2015-02-10 22:32 GMT+01:00 Peter Kasting <pkas...@chromium.org>:
On Tue, Feb 10, 2015 at 11:08 AM, Charlie Reis <cr...@chromium.org> wrote:Other code in both the renderer process and browser process should continue to see the URL as the chrome-extension:// URL, not as what's shown to the user. This means we should not use replaceState in Blink, nor the VirtualURL methods on NavigationEntry (since those are exposed to other code from methods like WebContents::GetLastCommittedURL). Instead, this should probably be strictly a display override in the omnibox code.It's going to be a mess if the omnibox can't use the virtual URL to decide this. "Virtual URL" seemed to me to be exactly what this called for -- the "visible" URL rather than the "actual" URL. Isn't it wrong for code to use the virtual URL to make security decisions and the like?

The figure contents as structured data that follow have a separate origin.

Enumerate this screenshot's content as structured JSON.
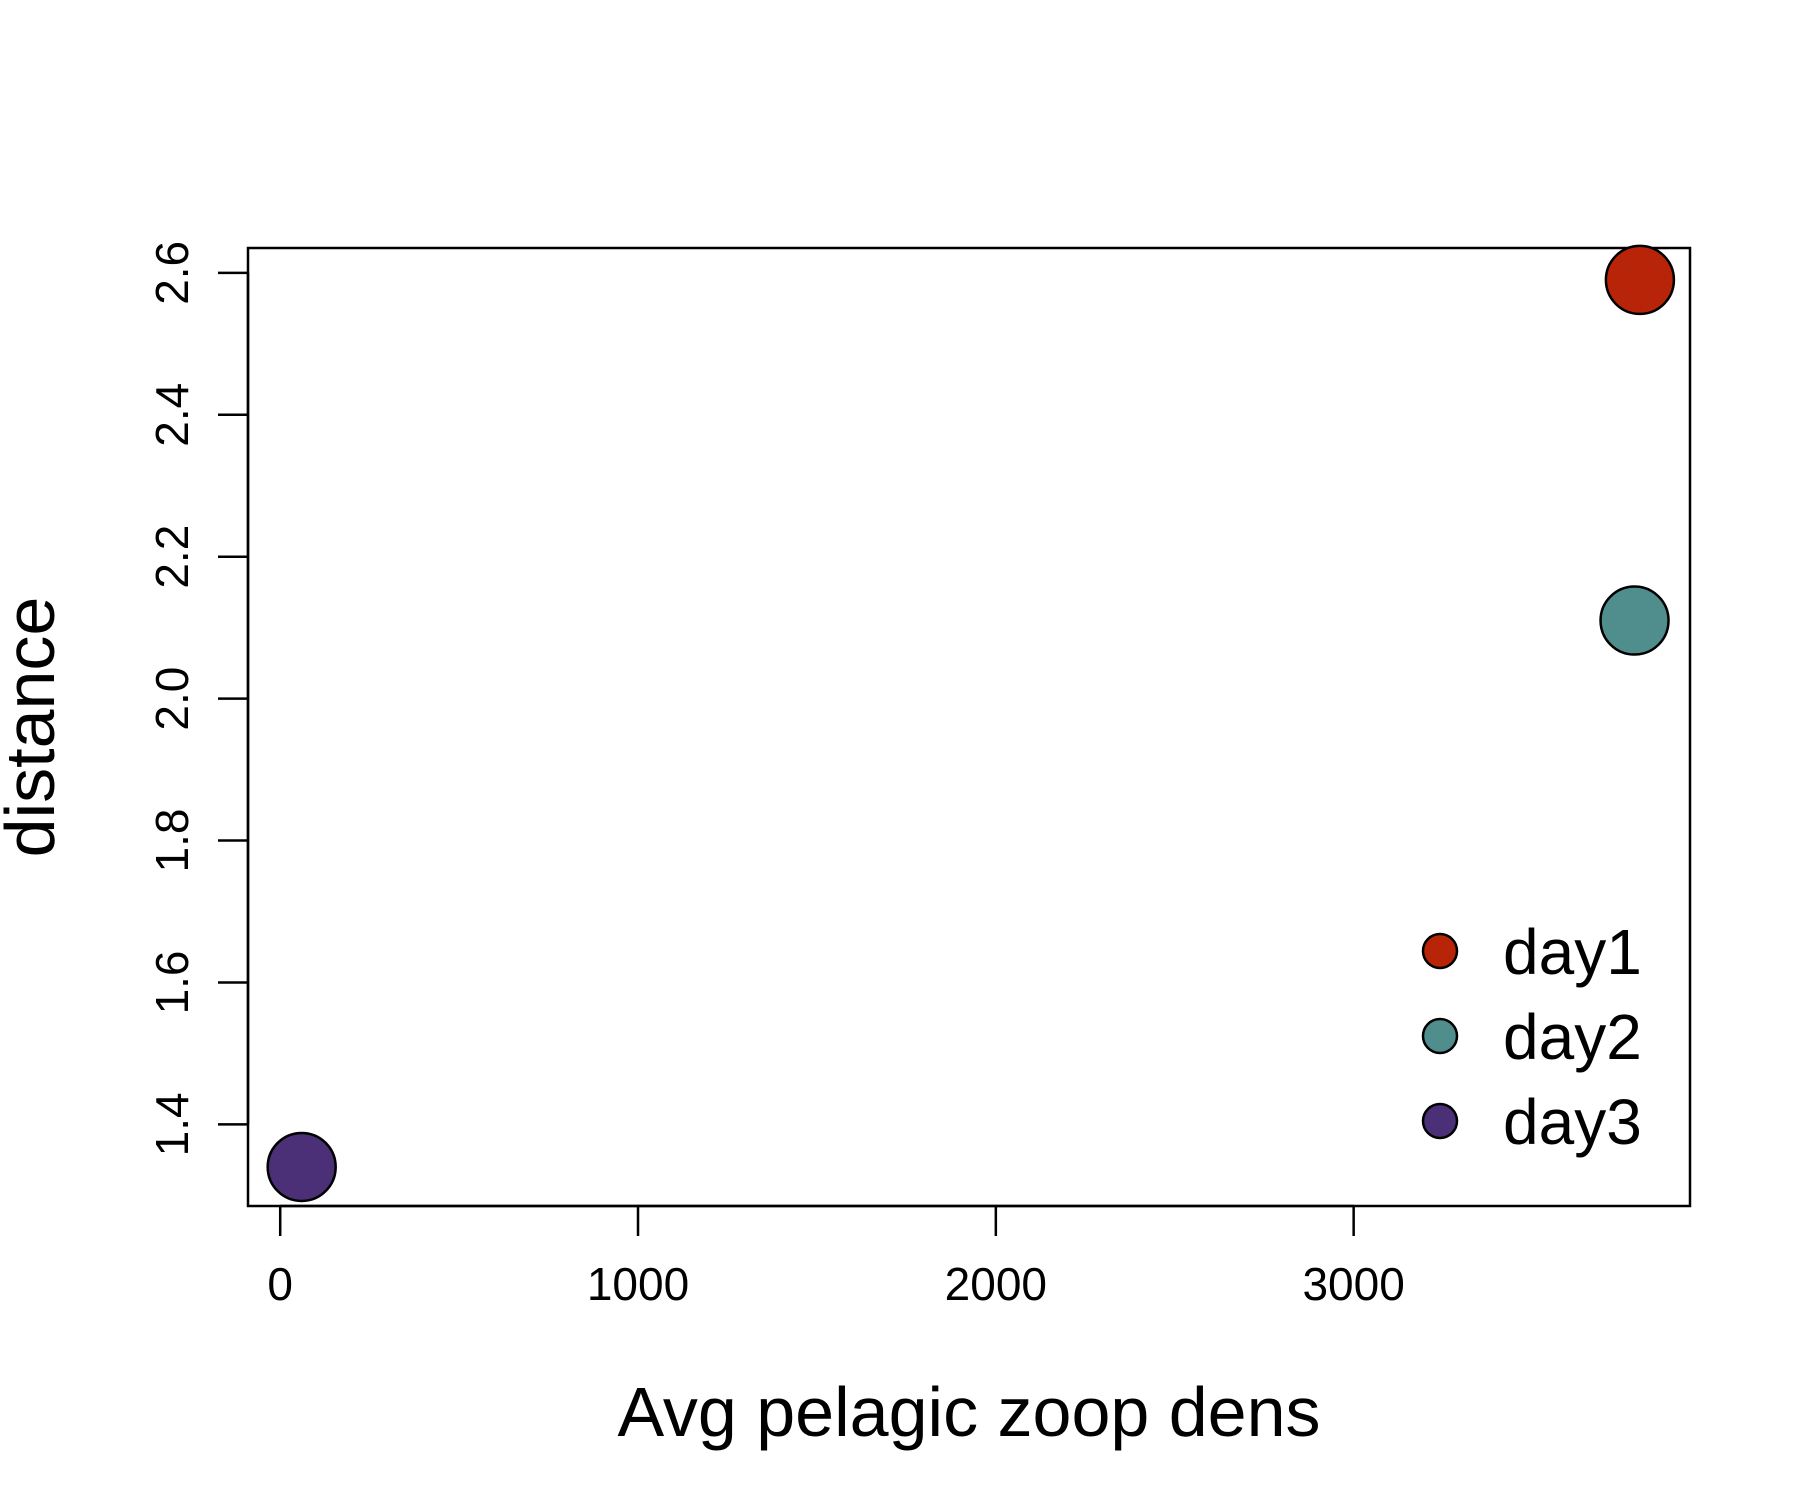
{
  "chart_data": {
    "type": "scatter",
    "title": "",
    "xlabel": "Avg pelagic zoop dens",
    "ylabel": "distance",
    "xlim": [
      -90,
      3940
    ],
    "ylim": [
      1.285,
      2.635
    ],
    "x_ticks": [
      0,
      1000,
      2000,
      3000
    ],
    "y_ticks": [
      1.4,
      1.6,
      1.8,
      2.0,
      2.2,
      2.4,
      2.6
    ],
    "grid": false,
    "legend_position": "bottom-right",
    "series": [
      {
        "name": "day1",
        "color": "#B82407",
        "x": 3800,
        "y": 2.59
      },
      {
        "name": "day2",
        "color": "#4F8E8C",
        "x": 3785,
        "y": 2.11
      },
      {
        "name": "day3",
        "color": "#4B2F77",
        "x": 60,
        "y": 1.34
      }
    ]
  }
}
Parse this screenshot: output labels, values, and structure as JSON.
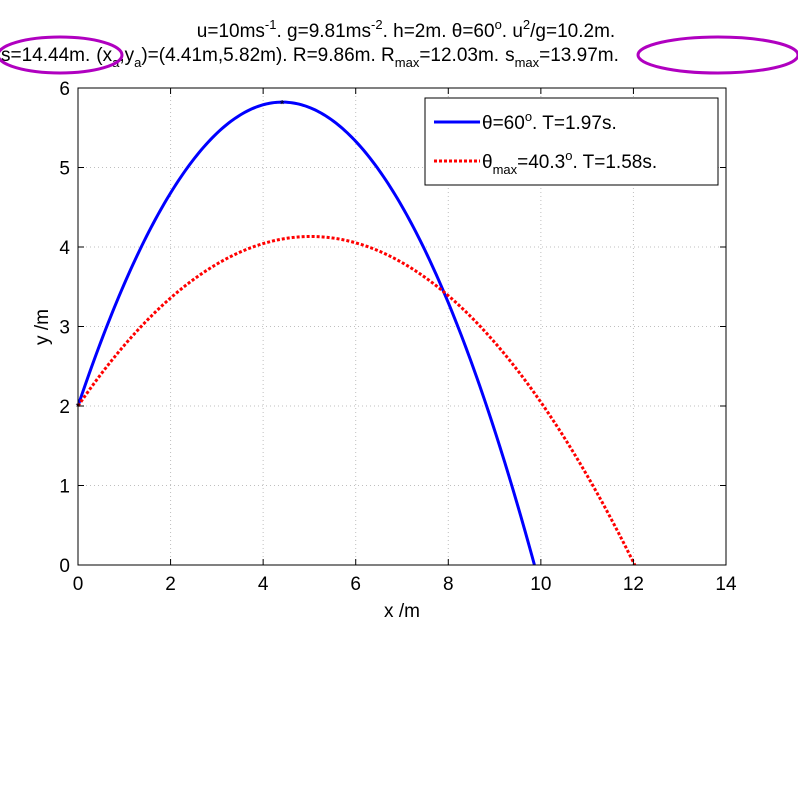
{
  "title": {
    "line1_parts": [
      "u=10ms",
      "-1",
      ". g=9.81ms",
      "-2",
      ". h=2m. ",
      "θ",
      "=60",
      "o",
      ". u",
      "2",
      "/g=10.2m."
    ],
    "s_text": "s=14.44m.",
    "xa_text": "(x",
    "xa_sub": "a",
    "ya_text": ",y",
    "ya_sub": "a",
    "coords_text": ")=(4.41m,5.82m). R=9.86m. R",
    "rmax_sub": "max",
    "rmax_val": "=12.03m.",
    "smax_s": "s",
    "smax_sub": "max",
    "smax_val": "=13.97m."
  },
  "legend": {
    "entry1": {
      "theta": "θ",
      "text": "=60",
      "sup": "o",
      "rest": ". T=1.97s."
    },
    "entry2": {
      "theta": "θ",
      "sub": "max",
      "text": "=40.3",
      "sup": "o",
      "rest": ". T=1.58s."
    }
  },
  "colors": {
    "series1": "#0000ff",
    "series2": "#ff0000",
    "highlight_ellipse": "#b000c0",
    "grid": "#bfbfbf"
  },
  "chart_data": {
    "type": "line",
    "xlabel": "x /m",
    "ylabel": "y /m",
    "xlim": [
      0,
      14
    ],
    "ylim": [
      0,
      6
    ],
    "xticks": [
      "0",
      "2",
      "4",
      "6",
      "8",
      "10",
      "12",
      "14"
    ],
    "yticks": [
      "0",
      "1",
      "2",
      "3",
      "4",
      "5",
      "6"
    ],
    "grid": true,
    "legend_position": "top-right",
    "series": [
      {
        "label_parts": [
          "θ=60°. T=1.97s."
        ],
        "style": "solid",
        "launch_speed": 10,
        "angle_deg": 60,
        "g": 9.81,
        "h": 2,
        "x_end": 9.86,
        "apex": [
          4.41,
          5.82
        ]
      },
      {
        "label_parts": [
          "θmax=40.3°. T=1.58s."
        ],
        "style": "dotted",
        "launch_speed": 10,
        "angle_deg": 40.3,
        "g": 9.81,
        "h": 2,
        "x_end": 12.03
      }
    ]
  }
}
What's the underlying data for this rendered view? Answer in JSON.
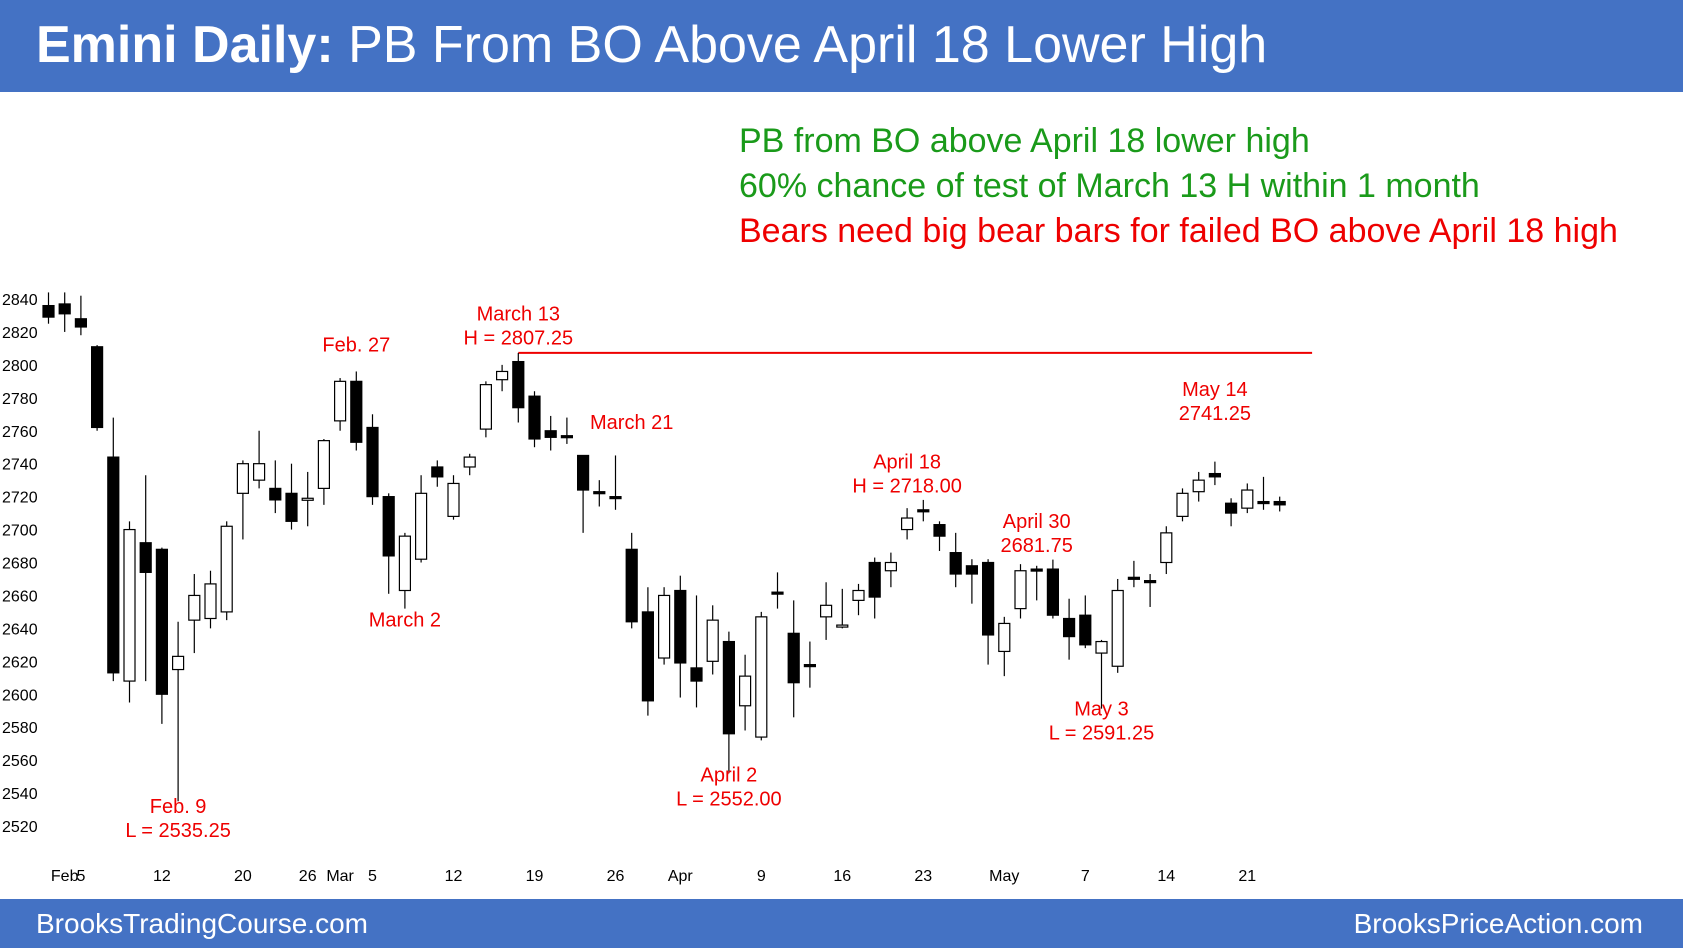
{
  "header": {
    "title_bold": "Emini Daily:",
    "title_rest": "PB From BO Above April 18 Lower High"
  },
  "notes": [
    {
      "text": "PB from BO above April 18 lower high",
      "color": "#1a9a1a"
    },
    {
      "text": "60% chance of test of March 13 H within 1 month",
      "color": "#1a9a1a"
    },
    {
      "text": "Bears need big bear bars for failed BO above April 18 high",
      "color": "#ee0000"
    }
  ],
  "footer": {
    "left": "BrooksTradingCourse.com",
    "right": "BrooksPriceAction.com"
  },
  "colors": {
    "header_bg": "#4472c4",
    "annotation": "#ee0000",
    "bull_body": "#ffffff",
    "bear_body": "#000000"
  },
  "chart_data": {
    "type": "candlestick",
    "title": "",
    "ylim": [
      2510,
      2850
    ],
    "y_ticks": [
      2520,
      2540,
      2560,
      2580,
      2600,
      2620,
      2640,
      2660,
      2680,
      2700,
      2720,
      2740,
      2760,
      2780,
      2800,
      2820,
      2840
    ],
    "x_ticks": [
      {
        "label": "Feb",
        "bar": 1
      },
      {
        "label": "5",
        "bar": 2
      },
      {
        "label": "12",
        "bar": 7
      },
      {
        "label": "20",
        "bar": 12
      },
      {
        "label": "26",
        "bar": 16
      },
      {
        "label": "Mar",
        "bar": 18
      },
      {
        "label": "5",
        "bar": 20
      },
      {
        "label": "12",
        "bar": 25
      },
      {
        "label": "19",
        "bar": 30
      },
      {
        "label": "26",
        "bar": 35
      },
      {
        "label": "Apr",
        "bar": 39
      },
      {
        "label": "9",
        "bar": 44
      },
      {
        "label": "16",
        "bar": 49
      },
      {
        "label": "23",
        "bar": 54
      },
      {
        "label": "May",
        "bar": 59
      },
      {
        "label": "7",
        "bar": 64
      },
      {
        "label": "14",
        "bar": 69
      },
      {
        "label": "21",
        "bar": 74
      }
    ],
    "grid": false,
    "candles": [
      {
        "o": 2836,
        "h": 2844,
        "l": 2825,
        "c": 2829
      },
      {
        "o": 2837,
        "h": 2844,
        "l": 2820,
        "c": 2831
      },
      {
        "o": 2828,
        "h": 2842,
        "l": 2818,
        "c": 2823
      },
      {
        "o": 2811,
        "h": 2812,
        "l": 2760,
        "c": 2762
      },
      {
        "o": 2744,
        "h": 2768,
        "l": 2608,
        "c": 2613
      },
      {
        "o": 2608,
        "h": 2705,
        "l": 2595,
        "c": 2700
      },
      {
        "o": 2692,
        "h": 2733,
        "l": 2608,
        "c": 2674
      },
      {
        "o": 2688,
        "h": 2689,
        "l": 2582,
        "c": 2600
      },
      {
        "o": 2615,
        "h": 2644,
        "l": 2535,
        "c": 2623
      },
      {
        "o": 2645,
        "h": 2673,
        "l": 2625,
        "c": 2660
      },
      {
        "o": 2646,
        "h": 2675,
        "l": 2640,
        "c": 2667
      },
      {
        "o": 2650,
        "h": 2705,
        "l": 2645,
        "c": 2702
      },
      {
        "o": 2722,
        "h": 2742,
        "l": 2694,
        "c": 2740
      },
      {
        "o": 2730,
        "h": 2760,
        "l": 2725,
        "c": 2740
      },
      {
        "o": 2725,
        "h": 2742,
        "l": 2710,
        "c": 2718
      },
      {
        "o": 2722,
        "h": 2740,
        "l": 2700,
        "c": 2705
      },
      {
        "o": 2718,
        "h": 2735,
        "l": 2702,
        "c": 2719
      },
      {
        "o": 2725,
        "h": 2755,
        "l": 2715,
        "c": 2754
      },
      {
        "o": 2766,
        "h": 2792,
        "l": 2760,
        "c": 2790
      },
      {
        "o": 2790,
        "h": 2796,
        "l": 2748,
        "c": 2753
      },
      {
        "o": 2762,
        "h": 2770,
        "l": 2715,
        "c": 2720
      },
      {
        "o": 2720,
        "h": 2722,
        "l": 2661,
        "c": 2684
      },
      {
        "o": 2663,
        "h": 2698,
        "l": 2652,
        "c": 2696
      },
      {
        "o": 2682,
        "h": 2733,
        "l": 2680,
        "c": 2722
      },
      {
        "o": 2738,
        "h": 2742,
        "l": 2726,
        "c": 2732
      },
      {
        "o": 2708,
        "h": 2733,
        "l": 2706,
        "c": 2728
      },
      {
        "o": 2738,
        "h": 2746,
        "l": 2733,
        "c": 2744
      },
      {
        "o": 2761,
        "h": 2790,
        "l": 2756,
        "c": 2788
      },
      {
        "o": 2791,
        "h": 2800,
        "l": 2784,
        "c": 2796
      },
      {
        "o": 2802,
        "h": 2807.25,
        "l": 2765,
        "c": 2774
      },
      {
        "o": 2781,
        "h": 2784,
        "l": 2750,
        "c": 2755
      },
      {
        "o": 2760,
        "h": 2769,
        "l": 2748,
        "c": 2756
      },
      {
        "o": 2757,
        "h": 2768,
        "l": 2752,
        "c": 2757
      },
      {
        "o": 2745,
        "h": 2745,
        "l": 2698,
        "c": 2724
      },
      {
        "o": 2723,
        "h": 2730,
        "l": 2714,
        "c": 2722
      },
      {
        "o": 2720,
        "h": 2745,
        "l": 2712,
        "c": 2719
      },
      {
        "o": 2688,
        "h": 2698,
        "l": 2640,
        "c": 2644
      },
      {
        "o": 2650,
        "h": 2665,
        "l": 2587,
        "c": 2596
      },
      {
        "o": 2622,
        "h": 2665,
        "l": 2618,
        "c": 2660
      },
      {
        "o": 2663,
        "h": 2672,
        "l": 2598,
        "c": 2619
      },
      {
        "o": 2616,
        "h": 2660,
        "l": 2592,
        "c": 2608
      },
      {
        "o": 2620,
        "h": 2654,
        "l": 2612,
        "c": 2645
      },
      {
        "o": 2632,
        "h": 2638,
        "l": 2552,
        "c": 2576
      },
      {
        "o": 2593,
        "h": 2624,
        "l": 2578,
        "c": 2611
      },
      {
        "o": 2574,
        "h": 2650,
        "l": 2572,
        "c": 2647
      },
      {
        "o": 2662,
        "h": 2674,
        "l": 2652,
        "c": 2662
      },
      {
        "o": 2637,
        "h": 2657,
        "l": 2586,
        "c": 2607
      },
      {
        "o": 2618,
        "h": 2632,
        "l": 2604,
        "c": 2618
      },
      {
        "o": 2647,
        "h": 2668,
        "l": 2633,
        "c": 2654
      },
      {
        "o": 2641,
        "h": 2664,
        "l": 2640,
        "c": 2642
      },
      {
        "o": 2657,
        "h": 2667,
        "l": 2648,
        "c": 2663
      },
      {
        "o": 2680,
        "h": 2683,
        "l": 2646,
        "c": 2659
      },
      {
        "o": 2675,
        "h": 2686,
        "l": 2665,
        "c": 2680
      },
      {
        "o": 2700,
        "h": 2713,
        "l": 2694,
        "c": 2707
      },
      {
        "o": 2712,
        "h": 2718,
        "l": 2705,
        "c": 2711
      },
      {
        "o": 2703,
        "h": 2705,
        "l": 2687,
        "c": 2696
      },
      {
        "o": 2686,
        "h": 2698,
        "l": 2665,
        "c": 2673
      },
      {
        "o": 2678,
        "h": 2682,
        "l": 2655,
        "c": 2673
      },
      {
        "o": 2680,
        "h": 2682,
        "l": 2618,
        "c": 2636
      },
      {
        "o": 2626,
        "h": 2647,
        "l": 2611,
        "c": 2643
      },
      {
        "o": 2652,
        "h": 2679,
        "l": 2646,
        "c": 2675
      },
      {
        "o": 2676,
        "h": 2678,
        "l": 2657,
        "c": 2676
      },
      {
        "o": 2676,
        "h": 2681.75,
        "l": 2646,
        "c": 2648
      },
      {
        "o": 2646,
        "h": 2658,
        "l": 2621,
        "c": 2635
      },
      {
        "o": 2648,
        "h": 2660,
        "l": 2628,
        "c": 2630
      },
      {
        "o": 2625,
        "h": 2633,
        "l": 2591.25,
        "c": 2632
      },
      {
        "o": 2617,
        "h": 2670,
        "l": 2613,
        "c": 2663
      },
      {
        "o": 2671,
        "h": 2681,
        "l": 2665,
        "c": 2671
      },
      {
        "o": 2669,
        "h": 2673,
        "l": 2653,
        "c": 2669
      },
      {
        "o": 2680,
        "h": 2702,
        "l": 2673,
        "c": 2698
      },
      {
        "o": 2708,
        "h": 2725,
        "l": 2705,
        "c": 2722
      },
      {
        "o": 2723,
        "h": 2735,
        "l": 2717,
        "c": 2730
      },
      {
        "o": 2734,
        "h": 2741.25,
        "l": 2727,
        "c": 2732
      },
      {
        "o": 2716,
        "h": 2719,
        "l": 2702,
        "c": 2710
      },
      {
        "o": 2713,
        "h": 2728,
        "l": 2710,
        "c": 2724
      },
      {
        "o": 2717,
        "h": 2732,
        "l": 2712,
        "c": 2717
      },
      {
        "o": 2717,
        "h": 2720,
        "l": 2711,
        "c": 2715
      }
    ],
    "h_line": {
      "value": 2807.25,
      "from_bar": 29,
      "to_bar": 78
    },
    "annotations": [
      {
        "lines": [
          "Feb. 27"
        ],
        "bar": 19,
        "value": 2808
      },
      {
        "lines": [
          "March 13",
          "H = 2807.25"
        ],
        "bar": 29,
        "value": 2827
      },
      {
        "lines": [
          "March 21"
        ],
        "bar": 36,
        "value": 2761
      },
      {
        "lines": [
          "March 2"
        ],
        "bar": 22,
        "value": 2641
      },
      {
        "lines": [
          "Feb. 9",
          "L = 2535.25"
        ],
        "bar": 8,
        "value": 2528
      },
      {
        "lines": [
          "April 2",
          "L = 2552.00"
        ],
        "bar": 42,
        "value": 2547
      },
      {
        "lines": [
          "April 18",
          "H = 2718.00"
        ],
        "bar": 53,
        "value": 2737
      },
      {
        "lines": [
          "April 30",
          "2681.75"
        ],
        "bar": 61,
        "value": 2701
      },
      {
        "lines": [
          "May 3",
          "L = 2591.25"
        ],
        "bar": 65,
        "value": 2587
      },
      {
        "lines": [
          "May 14",
          "2741.25"
        ],
        "bar": 72,
        "value": 2781
      }
    ]
  }
}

VirtualURL seems like the most suitable way to implement this API without reinventing the wheel. Things like bookmarks will then also work out of the box. Security decisions should be based on URL, not VirtualURL, since URL is the true (internal) representation of the resource, right?(that having said, why does WebContentsImpl::GetURL return VirtualURL instead of URL?)
Also, if the omnibox displays some URL <x>, then if the user does something like hit enter on that string, we're going to try to load that directly, not some secret underlying URL. In other words, if an extension can rewrite the visible URL to look like "foo.com", user edits to the address bar are going to load foo.com, not some extension URL. If that's not acceptable, this whole API isn't really going to fly, because there's no easy way around this.
That is perfect, and exactly the reason why I want such an API. The URL in the omnibox is supposed to be a representation of the displayed content, and if an extension uses this API to spoof the omnibox, then the extension should try to make sure that the displayed content is indeed a representation of the content.
The complexity is making me uneasy.
I'm surprised by this. Generally reload or session restore puts you back in the state you were in, but this would end up returning the actual URL's content and not the extension's content.